Чтобы получить решение вопроса о принципах наук о культуре, Герман Пауль43* пошел иным путем, чем Виндельбанд и Риккерт. Пауль имел перед ними то преимущество, что не придерживался всеобщих понятийных различий, а черпал свои наблюдения из своего конкретно-научного исследования. Это исследование относилось к науке о языке, и проблема истории языка составляла для Пауля парадигму, в рамках которой он развивал свои принципиальные положения. Он исходил из того, что ни одна историческая дисциплина не должна подходить к вопросу чисто исторически, что ей должны помогать фундаментальные науки. Таковой у Пауля была взята психология2. Тем самым запрет чистого историзма был нарушен. Но, с другой стороны, языкознание и науки о культуре оказались перед непосредственной опасностью впасть в психологизм. Теория Пауля не избежала этой опасности. В своих главных положениях она опиралась на учение Гербарта44*, на котором строила основы своих психологических взглядов. Это вызвало незаметное проникновение определенных элементов метафизики Гербарта, угрожавших чисто эмпирическому характеру теории Пауля. Вот мнение Карла Фосслера45*.: “Нельзя опираться на Гербарта без того, чтобы не позаимствовать метафизики его философии. Подлинная метафизика не остановится на пороге опытных наук. В самом деле, из агностического мистицизма Гербарта с его непознаваемыми вещами в себе в общую теорию языка Гербарта проникла некая смутная тень, и именно основной вопрос, вопрос о сущности языка, не может у него выйти на открытый свет”3.
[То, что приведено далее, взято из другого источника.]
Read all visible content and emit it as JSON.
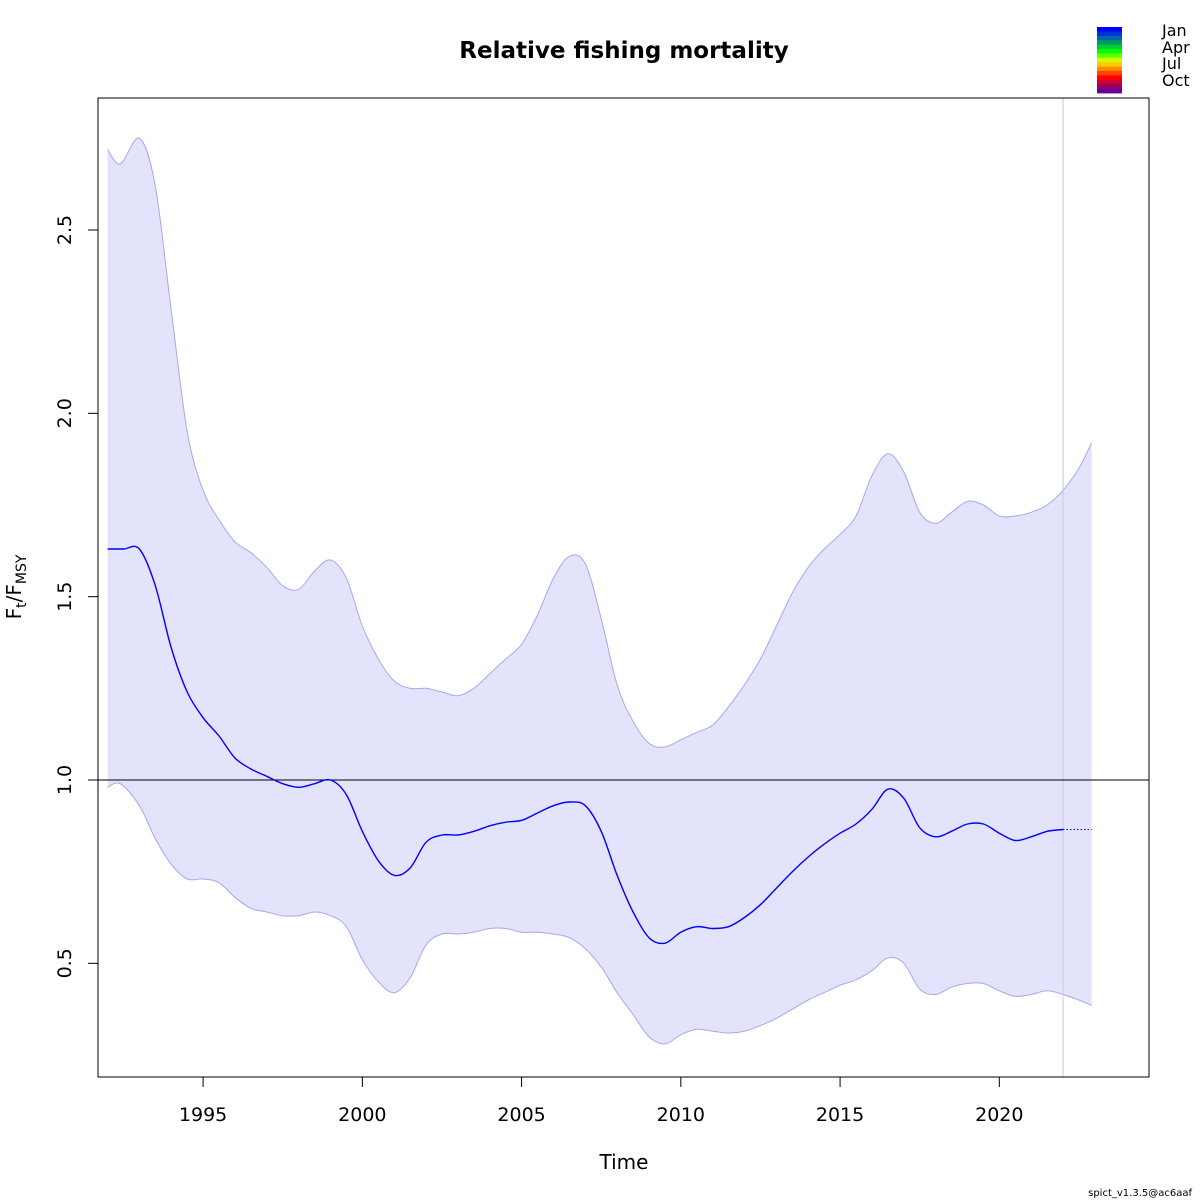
{
  "chart_data": {
    "type": "line",
    "title": "Relative fishing mortality",
    "xlabel": "Time",
    "ylabel": {
      "main": "F",
      "sub1": "t",
      "slash": "/F",
      "sub2": "MSY"
    },
    "xlim": [
      1991.7,
      2024.7
    ],
    "ylim": [
      0.19,
      2.86
    ],
    "xticks": [
      1995,
      2000,
      2005,
      2010,
      2015,
      2020
    ],
    "yticks": [
      0.5,
      1.0,
      1.5,
      2.0,
      2.5
    ],
    "ytick_labels": [
      "0.5",
      "1.0",
      "1.5",
      "2.0",
      "2.5"
    ],
    "reference_line": 1.0,
    "last_observation": 2022.0,
    "colors": {
      "estimate": "#0000ff",
      "ci_fill": "#e3e3fc",
      "ci_line": "#a8a8ec",
      "ref_line": "#000000",
      "vline": "#c8c8e0"
    },
    "series": [
      {
        "role": "estimate",
        "x": [
          1992.0,
          1992.5,
          1993.0,
          1993.5,
          1994.0,
          1994.5,
          1995.0,
          1995.5,
          1996.0,
          1996.5,
          1997.0,
          1997.5,
          1998.0,
          1998.5,
          1999.0,
          1999.5,
          2000.0,
          2000.5,
          2001.0,
          2001.5,
          2002.0,
          2002.5,
          2003.0,
          2003.5,
          2004.0,
          2004.5,
          2005.0,
          2005.5,
          2006.0,
          2006.5,
          2007.0,
          2007.5,
          2008.0,
          2008.5,
          2009.0,
          2009.5,
          2010.0,
          2010.5,
          2011.0,
          2011.5,
          2012.0,
          2012.5,
          2013.0,
          2013.5,
          2014.0,
          2014.5,
          2015.0,
          2015.5,
          2016.0,
          2016.5,
          2017.0,
          2017.5,
          2018.0,
          2018.5,
          2019.0,
          2019.5,
          2020.0,
          2020.5,
          2021.0,
          2021.5,
          2022.0
        ],
        "y": [
          1.63,
          1.63,
          1.63,
          1.53,
          1.36,
          1.24,
          1.17,
          1.12,
          1.06,
          1.03,
          1.01,
          0.99,
          0.98,
          0.99,
          1.0,
          0.96,
          0.86,
          0.78,
          0.74,
          0.76,
          0.83,
          0.85,
          0.85,
          0.86,
          0.875,
          0.885,
          0.89,
          0.91,
          0.93,
          0.94,
          0.93,
          0.86,
          0.74,
          0.64,
          0.57,
          0.555,
          0.585,
          0.6,
          0.595,
          0.6,
          0.625,
          0.66,
          0.705,
          0.75,
          0.79,
          0.825,
          0.855,
          0.88,
          0.92,
          0.975,
          0.95,
          0.87,
          0.845,
          0.86,
          0.88,
          0.88,
          0.855,
          0.835,
          0.845,
          0.86,
          0.865
        ]
      },
      {
        "role": "forecast",
        "x": [
          2022.0,
          2022.9
        ],
        "y": [
          0.865,
          0.865
        ]
      },
      {
        "role": "upper_ci",
        "x": [
          1992.0,
          1992.4,
          1993.0,
          1993.5,
          1994.0,
          1994.5,
          1995.0,
          1995.5,
          1996.0,
          1996.5,
          1997.0,
          1997.5,
          1998.0,
          1998.5,
          1999.0,
          1999.5,
          2000.0,
          2000.5,
          2001.0,
          2001.5,
          2002.0,
          2002.5,
          2003.0,
          2003.5,
          2004.0,
          2004.5,
          2005.0,
          2005.5,
          2006.0,
          2006.5,
          2007.0,
          2007.5,
          2008.0,
          2008.5,
          2009.0,
          2009.5,
          2010.0,
          2010.5,
          2011.0,
          2011.5,
          2012.0,
          2012.5,
          2013.0,
          2013.5,
          2014.0,
          2014.5,
          2015.0,
          2015.5,
          2016.0,
          2016.5,
          2017.0,
          2017.5,
          2018.0,
          2018.5,
          2019.0,
          2019.5,
          2020.0,
          2020.5,
          2021.0,
          2021.5,
          2022.0,
          2022.5,
          2022.9
        ],
        "y": [
          2.72,
          2.68,
          2.75,
          2.62,
          2.28,
          1.95,
          1.79,
          1.71,
          1.65,
          1.62,
          1.58,
          1.53,
          1.52,
          1.57,
          1.6,
          1.55,
          1.42,
          1.33,
          1.27,
          1.25,
          1.25,
          1.24,
          1.23,
          1.25,
          1.29,
          1.33,
          1.37,
          1.45,
          1.55,
          1.61,
          1.59,
          1.44,
          1.26,
          1.16,
          1.1,
          1.09,
          1.11,
          1.13,
          1.15,
          1.2,
          1.26,
          1.33,
          1.42,
          1.51,
          1.58,
          1.63,
          1.67,
          1.72,
          1.83,
          1.89,
          1.84,
          1.73,
          1.7,
          1.73,
          1.76,
          1.75,
          1.72,
          1.72,
          1.73,
          1.75,
          1.79,
          1.85,
          1.92
        ]
      },
      {
        "role": "lower_ci",
        "x": [
          1992.0,
          1992.4,
          1993.0,
          1993.5,
          1994.0,
          1994.5,
          1995.0,
          1995.5,
          1996.0,
          1996.5,
          1997.0,
          1997.5,
          1998.0,
          1998.5,
          1999.0,
          1999.5,
          2000.0,
          2000.5,
          2001.0,
          2001.5,
          2002.0,
          2002.5,
          2003.0,
          2003.5,
          2004.0,
          2004.5,
          2005.0,
          2005.5,
          2006.0,
          2006.5,
          2007.0,
          2007.5,
          2008.0,
          2008.5,
          2009.0,
          2009.5,
          2010.0,
          2010.5,
          2011.0,
          2011.5,
          2012.0,
          2012.5,
          2013.0,
          2013.5,
          2014.0,
          2014.5,
          2015.0,
          2015.5,
          2016.0,
          2016.5,
          2017.0,
          2017.5,
          2018.0,
          2018.5,
          2019.0,
          2019.5,
          2020.0,
          2020.5,
          2021.0,
          2021.5,
          2022.0,
          2022.5,
          2022.9
        ],
        "y": [
          0.98,
          0.99,
          0.93,
          0.84,
          0.77,
          0.73,
          0.73,
          0.72,
          0.68,
          0.65,
          0.64,
          0.63,
          0.63,
          0.64,
          0.63,
          0.6,
          0.51,
          0.45,
          0.42,
          0.46,
          0.55,
          0.58,
          0.58,
          0.585,
          0.595,
          0.595,
          0.585,
          0.585,
          0.58,
          0.57,
          0.54,
          0.49,
          0.42,
          0.36,
          0.3,
          0.28,
          0.305,
          0.32,
          0.315,
          0.31,
          0.315,
          0.33,
          0.35,
          0.375,
          0.4,
          0.42,
          0.44,
          0.455,
          0.48,
          0.515,
          0.5,
          0.43,
          0.415,
          0.435,
          0.445,
          0.445,
          0.425,
          0.41,
          0.415,
          0.425,
          0.415,
          0.4,
          0.385
        ]
      }
    ]
  },
  "legend": {
    "labels": [
      "Jan",
      "Apr",
      "Jul",
      "Oct"
    ],
    "colors": [
      "#0000ff",
      "#0033d6",
      "#0066aa",
      "#009966",
      "#00cc33",
      "#00ff00",
      "#66ff00",
      "#ccff00",
      "#ffcc00",
      "#ff8800",
      "#ff4400",
      "#ff0000",
      "#cc0033",
      "#990066",
      "#660099"
    ]
  },
  "footer": "spict_v1.3.5@ac6aaf"
}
Но что означает вопрос о “сущности” языка или какого-либо иного объекта наук о культуре, если он не может быть поставлен ни в чисто историческом, ни в чисто психологическом, ни в чисто метафизическом смысле? Остается ли вне этих областей что-либо, о чем можно спросить с полным правом? Не делят ли они между собой всю область “духовного”? Гегель различал три области духа: субъективный дух, объективный дух и абсолютный дух. Явления субъективного духа изучает психология, объективный дух дается нам лишь в своей истории, а сущность абсолютного духа раскрывается в метафизике. Представляется, что эта триада охватывает все содержание культуры, все ее единичные формы и единичные обстоятельства. Нам представляется, что логическое и метафизическое понятие нельзя провести дальше этого разделения и этой трихотомии. Однако различие, о котором идет речь, имеет еще одну сторону, которая не может стать полностью видимой с помощью анализа понятий. Здесь, скорее, мы должны сделать еще один шаг назад. Уже в самом ощущении выявляется аспект, который в своем последующем развитии приводит именно к такому различию. Необходимо проникнуть в этот основной и самый древний слой явлений познания, чтобы найти в нем ту архимедову точку опоры, которая позволит рычагу 5ст; цо1 пои oTS46*. Здесь мы, в определенном смысле, сможем указать на границы чистой логики. Анализ понятийных форм сам по себе не может полностью прояснить специфическое различие между естественными науками и науками о культуре. Мы должны решиться установить рычаг поглубже. Мы должны довериться феноменологии ощущений и задаться вопросом, что она может дать для решения нашей проблемы.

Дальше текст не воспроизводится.